Gender No Bar: How 5 Indian Villages Are Challenging Stereotypes
Here’s hoping they inspire villages and cities to follow suit.
If you think that progressive societies are the sole preserve of urban areas, then we have news for you. Over the years, it’s not from cities, but from Indian villages that some of the most inspiring stories have emerged. While this may come as a surprise to many, but it’s true that India’s villages have time and again proven what Mahatma Gandhi had once said - ‘The future of India lies in its villages’.
We bring you stories of 5 villages that stunned everyone with their progressive outlook and unconventional thinking.
Banwari Tola - Razor Sharp
If you think only women in cities are breaking gender barriers, wait till you hear about Banwari Tola. Nearly five years ago, two teenage sisters, Jyoti and Neha, in this village near Gorakhpur started dressing up as boys to run their father’s barber shop, after he fell ill. They did this assuming that men in their village will be reluctant to visit a barber shop run by women. Not ones to give up, they decided to keep their father’s shop afloat by transforming into Deepak and Raju.
While a lot of rural women live restricted lives, Jyoti and Neha didn’t think twice before shaving gender stereotypes by picking up the razor and running a male salon. That’s not all, to their surprise, when the fellow villagers learnt of this, they accepted it and celebrated the spirit of both sisters. Though the men took some time, they are now loyal customers at this truly inspiring barbershop and in awe of the skills of Jyoti and Neha. Now, isn’t that truly commendable? We urban denizens can learn a thing or two about being progressive from the people of Banwari Tola.
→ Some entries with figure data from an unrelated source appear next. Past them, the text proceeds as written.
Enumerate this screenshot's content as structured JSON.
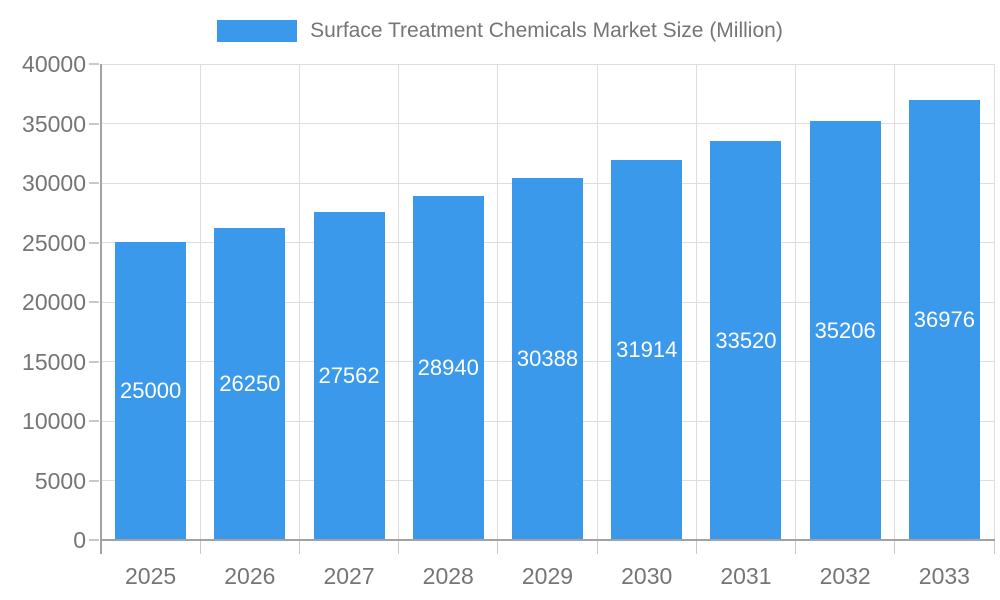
{
  "legend": {
    "label": "Surface Treatment Chemicals Market Size (Million)"
  },
  "chart_data": {
    "type": "bar",
    "title": "Surface Treatment Chemicals Market Size (Million)",
    "categories": [
      "2025",
      "2026",
      "2027",
      "2028",
      "2029",
      "2030",
      "2031",
      "2032",
      "2033"
    ],
    "values": [
      25000,
      26250,
      27562,
      28940,
      30388,
      31914,
      33520,
      35206,
      36976
    ],
    "xlabel": "",
    "ylabel": "",
    "ylim": [
      0,
      40000
    ],
    "ytick_interval": 5000,
    "ytick_labels": [
      "0",
      "5000",
      "10000",
      "15000",
      "20000",
      "25000",
      "30000",
      "35000",
      "40000"
    ],
    "grid": true,
    "legend_position": "top",
    "bar_label_position": "center"
  },
  "colors": {
    "bar": "#3B99EC",
    "bar_label": "#FFFFFF",
    "axis_line": "#A2A2A2",
    "gridline": "#DEDEDE",
    "tick": "#C9C9C9",
    "axis_text": "#757575",
    "legend_text": "#757575",
    "background": "#FFFFFF"
  }
}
Chizami - Weaving Success Stories
In Nagaland’s Chizami village, economically backward women are at the forefront of a revolution. In 2008, Chizami Weaves, a livelihood program to support marginalised women was initiated by North East Network (NEN) in Nagaland. Since then, there is no looking back. Chizami Weaves is entirely run by women. From shawls and stoles to belts and mufflers, their line-up of products is diverse and impressive.
From being relegated to doing odd jobs in the unorganised sector, today these women have carved a socioeconomic identity for themselves. They’re the epitome of women’s emancipation. Not only are they gainfully employed, but they have also kept Nagaland’s indigenous textile tradition alive.
Mawlynnong - Clean Sweep
Here’s a challenge: Go to Mawlynnong village in Meghalaya and find a spot that’s dirty. You just won’t be able to. The beautiful village, also known as God’s Own Garden, is said to be the cleanest village in Asia, and this is only possible because of the collective efforts of the residents. The locals have taken it upon themselves to ensure that nothing spoils the beauty of this picturesque village. It’s not uncommon to find them cleaning the roads themselves.
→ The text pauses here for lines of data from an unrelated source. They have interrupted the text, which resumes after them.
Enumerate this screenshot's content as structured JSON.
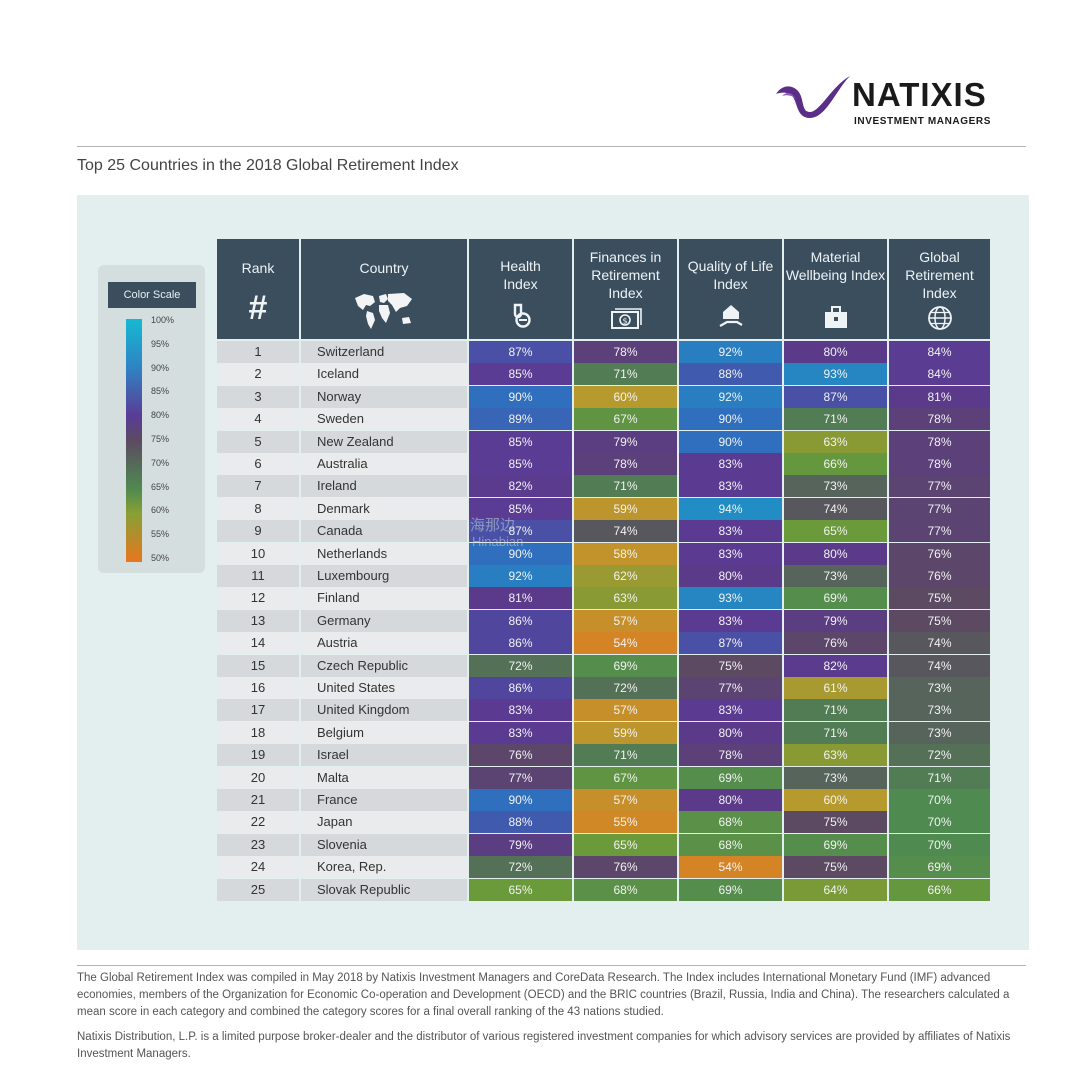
{
  "brand": {
    "name": "NATIXIS",
    "tagline": "INVESTMENT MANAGERS"
  },
  "title": "Top 25 Countries in the 2018 Global Retirement Index",
  "color_scale": {
    "title": "Color Scale",
    "labels": [
      "100%",
      "95%",
      "90%",
      "85%",
      "80%",
      "75%",
      "70%",
      "65%",
      "60%",
      "55%",
      "50%"
    ]
  },
  "table": {
    "headers": {
      "rank": {
        "label": "Rank",
        "icon": "hash-icon"
      },
      "country": {
        "label": "Country",
        "icon": "world-map-icon"
      },
      "health": {
        "label": "Health Index",
        "icon": "health-icon"
      },
      "finances": {
        "label": "Finances in Retirement Index",
        "icon": "money-icon"
      },
      "quality": {
        "label": "Quality of Life Index",
        "icon": "house-hand-icon"
      },
      "material": {
        "label": "Material Wellbeing Index",
        "icon": "briefcase-icon"
      },
      "global": {
        "label": "Global Retirement Index",
        "icon": "globe-icon"
      }
    },
    "rows": [
      {
        "rank": "1",
        "country": "Switzerland",
        "health": "87%",
        "finances": "78%",
        "quality": "92%",
        "material": "80%",
        "global": "84%"
      },
      {
        "rank": "2",
        "country": "Iceland",
        "health": "85%",
        "finances": "71%",
        "quality": "88%",
        "material": "93%",
        "global": "84%"
      },
      {
        "rank": "3",
        "country": "Norway",
        "health": "90%",
        "finances": "60%",
        "quality": "92%",
        "material": "87%",
        "global": "81%"
      },
      {
        "rank": "4",
        "country": "Sweden",
        "health": "89%",
        "finances": "67%",
        "quality": "90%",
        "material": "71%",
        "global": "78%"
      },
      {
        "rank": "5",
        "country": "New Zealand",
        "health": "85%",
        "finances": "79%",
        "quality": "90%",
        "material": "63%",
        "global": "78%"
      },
      {
        "rank": "6",
        "country": "Australia",
        "health": "85%",
        "finances": "78%",
        "quality": "83%",
        "material": "66%",
        "global": "78%"
      },
      {
        "rank": "7",
        "country": "Ireland",
        "health": "82%",
        "finances": "71%",
        "quality": "83%",
        "material": "73%",
        "global": "77%"
      },
      {
        "rank": "8",
        "country": "Denmark",
        "health": "85%",
        "finances": "59%",
        "quality": "94%",
        "material": "74%",
        "global": "77%"
      },
      {
        "rank": "9",
        "country": "Canada",
        "health": "87%",
        "finances": "74%",
        "quality": "83%",
        "material": "65%",
        "global": "77%"
      },
      {
        "rank": "10",
        "country": "Netherlands",
        "health": "90%",
        "finances": "58%",
        "quality": "83%",
        "material": "80%",
        "global": "76%"
      },
      {
        "rank": "11",
        "country": "Luxembourg",
        "health": "92%",
        "finances": "62%",
        "quality": "80%",
        "material": "73%",
        "global": "76%"
      },
      {
        "rank": "12",
        "country": "Finland",
        "health": "81%",
        "finances": "63%",
        "quality": "93%",
        "material": "69%",
        "global": "75%"
      },
      {
        "rank": "13",
        "country": "Germany",
        "health": "86%",
        "finances": "57%",
        "quality": "83%",
        "material": "79%",
        "global": "75%"
      },
      {
        "rank": "14",
        "country": "Austria",
        "health": "86%",
        "finances": "54%",
        "quality": "87%",
        "material": "76%",
        "global": "74%"
      },
      {
        "rank": "15",
        "country": "Czech Republic",
        "health": "72%",
        "finances": "69%",
        "quality": "75%",
        "material": "82%",
        "global": "74%"
      },
      {
        "rank": "16",
        "country": "United States",
        "health": "86%",
        "finances": "72%",
        "quality": "77%",
        "material": "61%",
        "global": "73%"
      },
      {
        "rank": "17",
        "country": "United Kingdom",
        "health": "83%",
        "finances": "57%",
        "quality": "83%",
        "material": "71%",
        "global": "73%"
      },
      {
        "rank": "18",
        "country": "Belgium",
        "health": "83%",
        "finances": "59%",
        "quality": "80%",
        "material": "71%",
        "global": "73%"
      },
      {
        "rank": "19",
        "country": "Israel",
        "health": "76%",
        "finances": "71%",
        "quality": "78%",
        "material": "63%",
        "global": "72%"
      },
      {
        "rank": "20",
        "country": "Malta",
        "health": "77%",
        "finances": "67%",
        "quality": "69%",
        "material": "73%",
        "global": "71%"
      },
      {
        "rank": "21",
        "country": "France",
        "health": "90%",
        "finances": "57%",
        "quality": "80%",
        "material": "60%",
        "global": "70%"
      },
      {
        "rank": "22",
        "country": "Japan",
        "health": "88%",
        "finances": "55%",
        "quality": "68%",
        "material": "75%",
        "global": "70%"
      },
      {
        "rank": "23",
        "country": "Slovenia",
        "health": "79%",
        "finances": "65%",
        "quality": "68%",
        "material": "69%",
        "global": "70%"
      },
      {
        "rank": "24",
        "country": "Korea, Rep.",
        "health": "72%",
        "finances": "76%",
        "quality": "54%",
        "material": "75%",
        "global": "69%"
      },
      {
        "rank": "25",
        "country": "Slovak Republic",
        "health": "65%",
        "finances": "68%",
        "quality": "69%",
        "material": "64%",
        "global": "66%"
      }
    ]
  },
  "footnotes": {
    "methodology": "The Global Retirement Index was compiled in May 2018 by Natixis Investment Managers and CoreData Research. The Index includes International Monetary Fund (IMF) advanced economies, members of the Organization for Economic Co-operation and Development (OECD) and the BRIC countries (Brazil, Russia, India and China). The researchers calculated a mean score in each category and combined the category scores for a final overall ranking of the 43 nations studied.",
    "disclaimer": "Natixis Distribution, L.P. is a limited purpose broker-dealer and the distributor of various registered investment companies for which advisory services are provided by affiliates of Natixis Investment Managers."
  },
  "watermark": {
    "line1": "海那边",
    "line2": "Hinabian"
  },
  "colors": {
    "header_bg": "#3b4e5d",
    "panel_bg": "#e3eeee",
    "row_light": "#e9ebec",
    "row_dark": "#d6d9db",
    "scale_stops": [
      "#e8761f",
      "#88a035",
      "#4f8a50",
      "#5c4a62",
      "#5a3c95",
      "#2f83c3",
      "#16b9d2"
    ]
  }
}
That the village is dotted with bamboo bins is proof of how serious they are about cleanliness. Another interesting fact about Mawlynnong is that it has 100 percent literacy rate. This village clearly has its priorities right and is a model for the rest of India to emulate.
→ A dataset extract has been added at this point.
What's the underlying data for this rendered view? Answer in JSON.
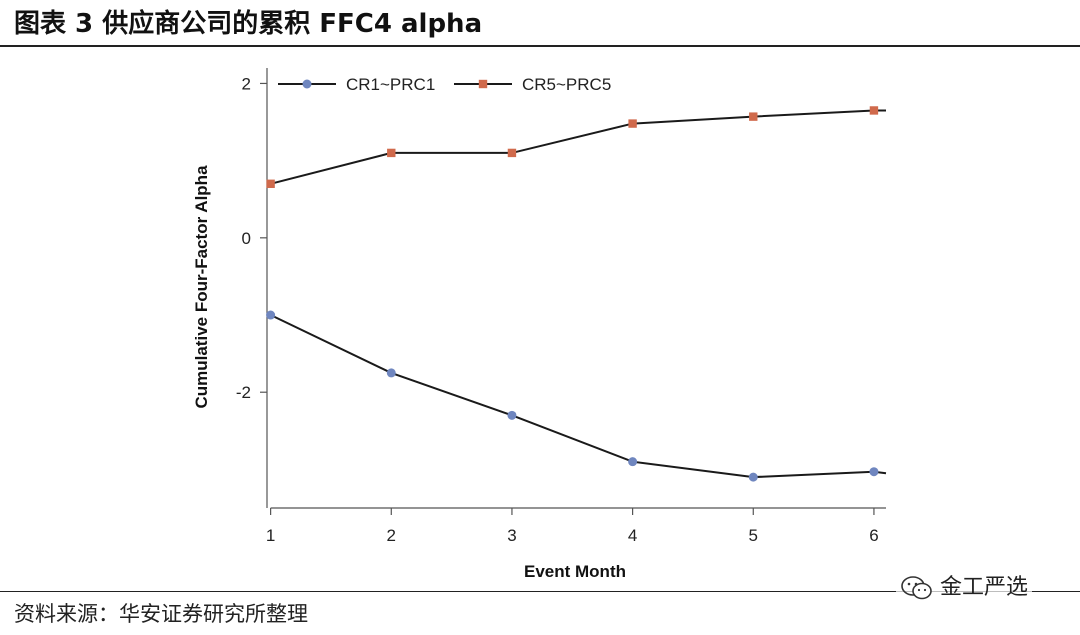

Punsari - Transformed By Tech
A village isn’t something that you would usually associate CCTVs, schools with ACs, biometric machines, affordable wi-fi connection and water purifying plants with. This is what makes a Gujarat village named Punsari different. Punsari has all the amenities that you just read about and more! The man who put this village on the technological highway was its former sarpanch Himanshu Patel. He changed the face of the village during his tenure between 2006 and 2016. Listen to him as he passionately talks about how he brought about this massive change.
Looks like our cities have a lot to learn from Punsari.
Piplantri -Little Green Revolution
In Rajasthan’s Piplantri village, the birth of a girl child is celebrated by planting trees. It wasn’t always like this. In 2006, the village sarpanch’s daughter died an untimely death. He turned this personal tragedy into his life’s mission and decided that the birth of a girl child will henceforth be celebrated by planting trees. Another reason why he came up with this rather unique practice was to fight female infanticide.
Since 2006, nearly 111 trees have been planted for every girl that was born. The residents have so far managed to plant more than 3,00,000 trees. Parents are also made to sign an affidavit to make sure their daughters receive proper education and are not married off early. A fixed deposit account is opened in the name of the daughter. If this isn’t women empowerment, what is? Not to mention the environmental benefits of planting so many trees.